Table of Contents
What is the daily vitamin D requirement?
There are many factors that help determine the amount of Vitamin D a person needs, explains Kaur.
* The daily recommended requirement is 600 IU per day for individuals from 1 to 70 years of age and 800 IU per day for above 70 year of age (same recommendations for
lactating mother and pregnant ladies).
* For infants, the daily requirement of Vitamin D is 400 IU/day.
* Individuals who are vitamin D deficient needs to take 6000 IU to reach sufficient blood levels.
– People who are overweight or obese may also needs higher amount of Vitamin D.
What are the main sources of vitamin D?
* Sunlight exposure
The best way to get Vitamin D naturally is from the sun. But due to the inadequate exposure to sunlight in winters, we need to add foods loaded with Vitamin D in our diet.
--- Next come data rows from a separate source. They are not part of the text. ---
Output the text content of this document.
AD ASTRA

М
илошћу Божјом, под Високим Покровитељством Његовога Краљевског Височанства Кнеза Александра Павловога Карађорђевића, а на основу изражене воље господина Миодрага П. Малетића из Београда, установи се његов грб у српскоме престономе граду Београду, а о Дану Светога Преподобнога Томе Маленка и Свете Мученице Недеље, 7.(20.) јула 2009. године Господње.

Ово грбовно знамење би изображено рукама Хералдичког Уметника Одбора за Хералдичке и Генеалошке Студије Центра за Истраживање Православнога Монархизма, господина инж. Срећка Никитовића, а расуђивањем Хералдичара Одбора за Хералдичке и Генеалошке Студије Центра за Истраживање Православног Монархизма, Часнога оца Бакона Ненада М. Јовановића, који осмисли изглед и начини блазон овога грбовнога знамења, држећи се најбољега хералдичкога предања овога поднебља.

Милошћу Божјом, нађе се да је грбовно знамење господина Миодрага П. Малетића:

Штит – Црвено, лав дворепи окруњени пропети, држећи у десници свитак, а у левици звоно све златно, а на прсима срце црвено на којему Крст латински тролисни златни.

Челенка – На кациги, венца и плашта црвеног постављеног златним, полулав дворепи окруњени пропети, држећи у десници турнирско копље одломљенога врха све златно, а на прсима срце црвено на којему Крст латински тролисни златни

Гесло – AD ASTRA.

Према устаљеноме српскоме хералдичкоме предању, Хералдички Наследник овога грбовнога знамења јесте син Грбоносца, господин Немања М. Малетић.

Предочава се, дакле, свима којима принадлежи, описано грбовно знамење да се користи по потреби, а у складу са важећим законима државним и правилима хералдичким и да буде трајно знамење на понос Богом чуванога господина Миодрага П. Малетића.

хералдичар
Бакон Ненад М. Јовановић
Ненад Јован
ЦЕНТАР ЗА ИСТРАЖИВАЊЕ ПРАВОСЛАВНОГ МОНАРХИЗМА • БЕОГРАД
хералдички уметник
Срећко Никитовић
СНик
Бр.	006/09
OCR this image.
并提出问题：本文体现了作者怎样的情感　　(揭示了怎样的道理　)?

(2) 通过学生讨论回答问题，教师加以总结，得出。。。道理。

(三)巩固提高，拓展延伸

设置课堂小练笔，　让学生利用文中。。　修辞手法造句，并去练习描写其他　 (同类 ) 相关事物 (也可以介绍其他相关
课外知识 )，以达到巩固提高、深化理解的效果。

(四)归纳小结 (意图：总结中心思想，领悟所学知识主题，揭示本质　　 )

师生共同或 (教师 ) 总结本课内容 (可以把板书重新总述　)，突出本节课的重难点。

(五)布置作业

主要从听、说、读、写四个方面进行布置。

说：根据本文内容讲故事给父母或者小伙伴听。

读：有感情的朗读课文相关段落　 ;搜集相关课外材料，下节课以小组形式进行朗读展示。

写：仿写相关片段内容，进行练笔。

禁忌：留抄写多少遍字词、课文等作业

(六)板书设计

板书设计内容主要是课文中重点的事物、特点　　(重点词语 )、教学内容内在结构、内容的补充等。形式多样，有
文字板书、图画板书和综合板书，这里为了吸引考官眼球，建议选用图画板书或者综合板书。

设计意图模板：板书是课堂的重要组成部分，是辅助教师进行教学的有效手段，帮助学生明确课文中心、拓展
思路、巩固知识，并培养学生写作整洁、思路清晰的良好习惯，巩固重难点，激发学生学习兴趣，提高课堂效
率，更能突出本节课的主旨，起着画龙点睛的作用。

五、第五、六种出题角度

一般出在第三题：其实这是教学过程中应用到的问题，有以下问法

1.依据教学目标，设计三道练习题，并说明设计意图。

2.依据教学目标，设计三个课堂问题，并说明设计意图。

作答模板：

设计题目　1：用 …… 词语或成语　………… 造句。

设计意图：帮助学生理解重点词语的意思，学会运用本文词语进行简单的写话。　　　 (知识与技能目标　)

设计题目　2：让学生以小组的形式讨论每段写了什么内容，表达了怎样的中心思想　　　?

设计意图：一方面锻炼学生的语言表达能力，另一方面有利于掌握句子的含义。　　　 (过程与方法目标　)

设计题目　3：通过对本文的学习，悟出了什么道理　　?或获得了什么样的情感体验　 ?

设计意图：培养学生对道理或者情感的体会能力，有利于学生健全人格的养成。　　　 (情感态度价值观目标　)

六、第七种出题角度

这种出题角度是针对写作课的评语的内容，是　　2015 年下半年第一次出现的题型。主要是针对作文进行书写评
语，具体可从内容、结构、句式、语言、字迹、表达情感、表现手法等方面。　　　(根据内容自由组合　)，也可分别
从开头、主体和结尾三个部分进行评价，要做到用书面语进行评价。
It may be cold outside, but you can still catch some rays by taking the long way to work, go for a short walk after lunch. Spending 15 to 30 minutes outdoors three times a week before afternoon is all you need.
* Foods containing Vitamin D
There are very few foods that contain significant amounts of vitamin D. Fatty fish such as salmon, tuna, mackerel, fish oils, egg yolks, dairy products fortified with vitamin D and edible mushrooms are few vitamin D-rich sources. There are many vitamin D enriched sources available in the market such as soy milk, yogurt, orange juices.
* Supplements
You could also consult your doctor if you believe your vitamin D levels are low. After performing a blood test and assessing your current levels, your doctor will prescribe a dose of vitamin D or recommend a supplement. Doses differ for every body and taking too much vitamin D can be toxic, so always consult your physician before taking supplements.